2.2.2. Het beroep is gegrond, zodat het bestreden besluit dient te worden vernietigd voor zover het betreft de woorden "uitsluitend op de begane grond" in artikel 10, lid 10.1, onder a, van de planregels, voor zover betrekking hebbend op het perceel [locatie] te Baarn.

2.3. De raad dient op na te melden wijze tot vergoeding van de proceskosten te worden veroordeeld.

3. Beslissing

De Afdeling bestuursrechtspraak van de Raad van State

Recht doende in naam der Koningin:

I. verklaart het beroep gegrond;

II. vernietigt het besluit van de raad van de gemeente Baarn van 29 september 2010, kenmerk 10RV000027, tot vaststelling van het bestemmingsplan "Baarn Centrum", voor zover het betreft de woorden "uitsluitend op de begane grond" in artikel 10, lid 10.1, onder a, van de planregels, voor zover betrekking hebbend op het perceel [locatie] te Baarn;

III. veroordeelt de raad van de gemeente Baarn tot vergoeding van bij de naamloze vennootschap SNS Bank N.V. in verband met de behandeling van het beroep opgekomen proceskosten tot een bedrag van € 874,00 (zegge: achthonderdvierenzeventig euro), geheel toe te rekenen aan door een derde beroepsmatig verleende rechtsbijstand;

IV. gelast dat de raad van de gemeente Baarn aan de naamloze vennootschap SNS Bank N.V. het door haar voor de behandeling van het beroep betaalde griffierecht ten bedrage van € 298,00 (zegge: tweehonderdachtennegentig euro) vergoedt.

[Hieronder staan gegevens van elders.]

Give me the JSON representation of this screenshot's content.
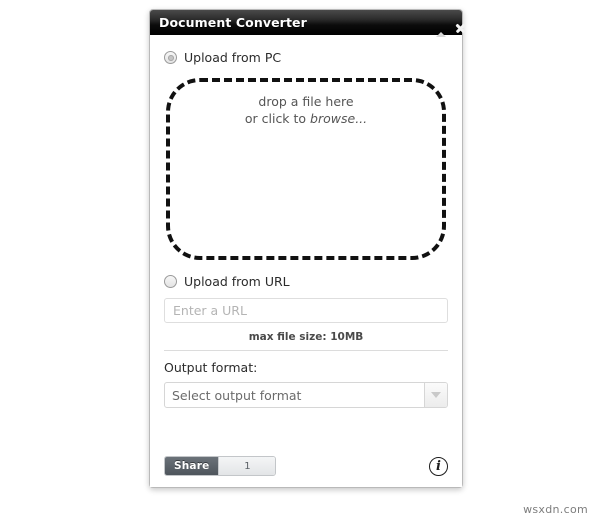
{
  "window": {
    "title": "Document Converter",
    "collapse_icon": "caret-up-icon",
    "close_icon": "close-icon"
  },
  "upload_pc": {
    "radio_label": "Upload from PC",
    "selected": true,
    "dropzone": {
      "line1": "drop a file here",
      "line2_prefix": "or click to ",
      "line2_emphasis": "browse..."
    }
  },
  "upload_url": {
    "radio_label": "Upload from URL",
    "selected": false,
    "input_value": "",
    "input_placeholder": "Enter a URL"
  },
  "max_file_size": "max file size: 10MB",
  "output": {
    "label": "Output format:",
    "selected_value": "Select output format",
    "arrow_icon": "chevron-down-icon"
  },
  "footer": {
    "share_label": "Share",
    "share_count": "1",
    "info_icon": "info-icon",
    "info_glyph": "i"
  },
  "watermark": "wsxdn.com"
}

Aldus vastgesteld door mr. J.A.W. Scholten-Hinloopen, lid van de enkelvoudige kamer, in tegenwoordigheid van mr. M.F.N. Pikart-van den Berg, ambtenaar van staat.

w.g. Scholten-Hinloopen w.g. Pikart-van den Berg
lid van de enkelvoudige kamer ambtenaar van staat

Uitgesproken in het openbaar op 8 februari 2012

350-661.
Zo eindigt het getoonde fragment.